Khanate (the album) consists in five wildly unpredictable songs that have little to no structure. They have no verses, choruses or recognizable solos. Nothing for your mind to hold on to and feel comfortable. It’s like wandering inside a decaying mental hospital with your eyes blindfolded, without knowing if the voices you hear are real of not. The songs range from three to eighteen minutes long and often collapse and spin in different directions like an unstable mind. All there is to Khanate that feels conventional is that its five songs each have a beginning and an ending. Otherwise, there’s nothing for you to take for granted.
The first standout trait of this album of the physical aspect of the performance. Khanate is great, but it takes its toll on you. Legendary guitarist Stephen O’Malley (who wasn’t quite legendary yet then) spearheads the efforts with long, colossal guitar riffs that collapse as soon as you start feeling comfortable with the songs. Perhaps my favorite O’Malley stunt on this record is on Skin Coat, just as the song seems to reach an emotional climax. Out of nowhere, it turns into a distorted, almost wet sounding guitar interlude that’ll lead frontman Alan Dubin into his “I wear a human shield” mantra. It’s so fucking disquieting to have a song devolve into almost silence like that and become more intense anyway.
Another aspect of what makes Khanate such a crippling physical experience is the complementary work of Alan Dubin and drummer Tim Wyskida, who pounds away alongside every shrieks like he’s to hammer them into your soul.

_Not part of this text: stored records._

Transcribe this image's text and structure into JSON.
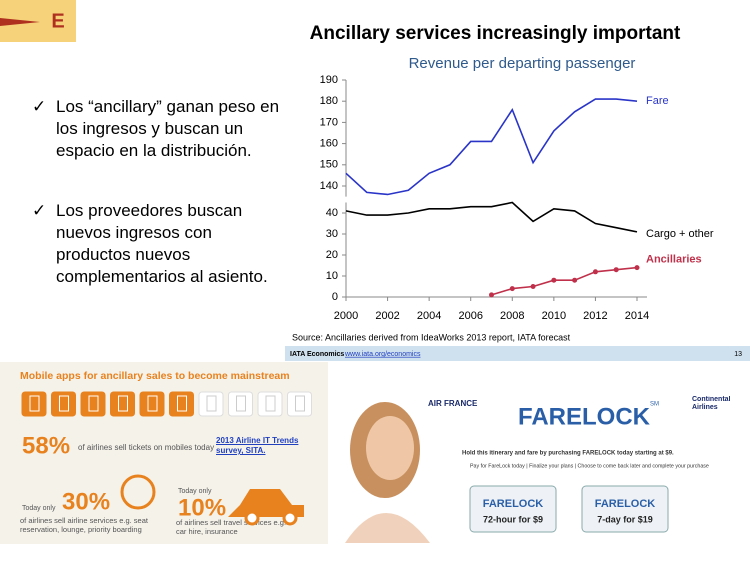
{
  "logo": "E",
  "bullets": [
    "Los “ancillary” ganan peso en los ingresos y buscan un espacio en la distribución.",
    "Los proveedores buscan nuevos ingresos con productos nuevos complementarios al asiento."
  ],
  "chart_data": {
    "type": "line",
    "title": "Ancillary services increasingly important",
    "subtitle": "Revenue per departing passenger",
    "x": [
      2000,
      2001,
      2002,
      2003,
      2004,
      2005,
      2006,
      2007,
      2008,
      2009,
      2010,
      2011,
      2012,
      2013,
      2014
    ],
    "xlim": [
      2000,
      2014
    ],
    "xticks": [
      2000,
      2002,
      2004,
      2006,
      2008,
      2010,
      2012,
      2014
    ],
    "ylim": [
      0,
      45
    ],
    "yticks": [
      0,
      10,
      20,
      30,
      40
    ],
    "y2lim": [
      135,
      190
    ],
    "y2ticks": [
      140,
      150,
      160,
      170,
      180,
      190
    ],
    "series": [
      {
        "name": "Fare",
        "color": "#2a35c8",
        "axis": "y2",
        "values": [
          146,
          137,
          136,
          138,
          146,
          150,
          161,
          161,
          176,
          151,
          166,
          175,
          181,
          181,
          180
        ]
      },
      {
        "name": "Cargo + other",
        "color": "#000000",
        "values": [
          41,
          39,
          39,
          40,
          42,
          42,
          43,
          43,
          45,
          36,
          42,
          41,
          35,
          33,
          31
        ]
      },
      {
        "name": "Ancillaries",
        "color": "#c0304a",
        "values": [
          null,
          null,
          null,
          null,
          null,
          null,
          null,
          1,
          4,
          5,
          8,
          8,
          12,
          13,
          14
        ]
      }
    ],
    "source": "Source: Ancillaries derived from IdeaWorks 2013 report, IATA forecast"
  },
  "footer": {
    "org": "IATA Economics",
    "url": "www.iata.org/economics",
    "page": "13"
  },
  "infographic": {
    "title": "Mobile apps for ancillary sales to become mainstream",
    "stat1": "58%",
    "stat1_text": "of airlines sell tickets on mobiles today",
    "link": "2013 Airline IT Trends survey, SITA.",
    "today1": "Today only",
    "stat2": "30%",
    "stat2_text": "of airlines sell airline services e.g. seat reservation, lounge, priority boarding",
    "today2": "Today only",
    "stat3": "10%",
    "stat3_text": "of airlines sell travel services e.g. car hire, insurance"
  },
  "farelock": {
    "air_france": "AIR FRANCE",
    "brand": "FARELOCK",
    "sm": "SM",
    "continental": "Continental Airlines",
    "hold": "Hold this itinerary and fare by purchasing FARELOCK today starting at $9.",
    "steps": "Pay for FareLock today | Finalize your plans | Choose to come back later and complete your purchase",
    "buttons": [
      {
        "brand": "FARELOCK",
        "label": "72-hour for $9"
      },
      {
        "brand": "FARELOCK",
        "label": "7-day for $19"
      }
    ]
  }
}
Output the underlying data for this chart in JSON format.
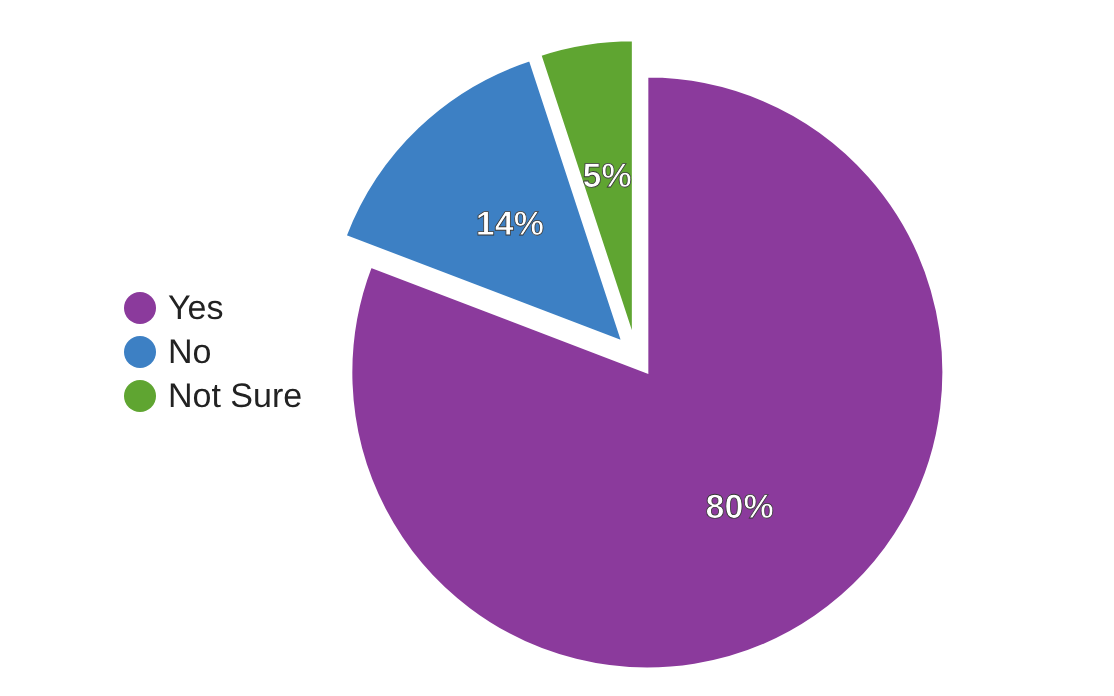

It’s vital to the album’s insane atmosphere. Dubin and Wyskida are almost one and the same on songs like Pieces of Quiet, Skin Coat and Under the Rotting Sky. That’s another counterintuitive technique used by Khanate in order to fuck with your mind. Usually, bass and drums work together to create rhythm, but not here. Bassist James Plotkin is working alongside Stephen O’Malley so seamlessly, you sometimes wonder which one is which in all that distortion.
As stellar as the music is on Khanate, the showstopper is Alan Dubin otherworldly vocal performance. I’ve never heard someone sing with such a desperate, tortured and broken passion. I could only describe his performance as the one of a demon possessing a mental ward patient, who’s trying to express himself through art therapy. There’s nothing about Dubin’s work you can prepare for. His writing has no structure and sometimes no logic to him, but the sheer fierceness of his delivery transmits the terror and confusion it’s supposed to be received with. His lyrics don’t quite make sense on paper, but they take a whole new meaning when shrieked with the hatred and the despair only him can conjure.
Khanate is great music to die to. Perhaps not to kill yourself to because it’s too disjointed and confusing to evoke melancholia, but if you were to be hit by a car playing this album, you’d go like: “Oh. I guess this makes sense,” before getting crushed under its wheels. Outside of Anaal Nathrakh’s iconic debut The Codex Necro, I do not know of any other album with such physical power to it. And physical power is pretty much the point of doom metal. That’s why Khanate (the band) is the heavyweight champion of the genre and their self-titled debut redefined the game to me. It’s what doom metal should be: slow, pounding and openly at war with your sanity. Happy day of the dead, guys. Listen to Khanate and try not to hallucinate ghosts and zombies on your way to work.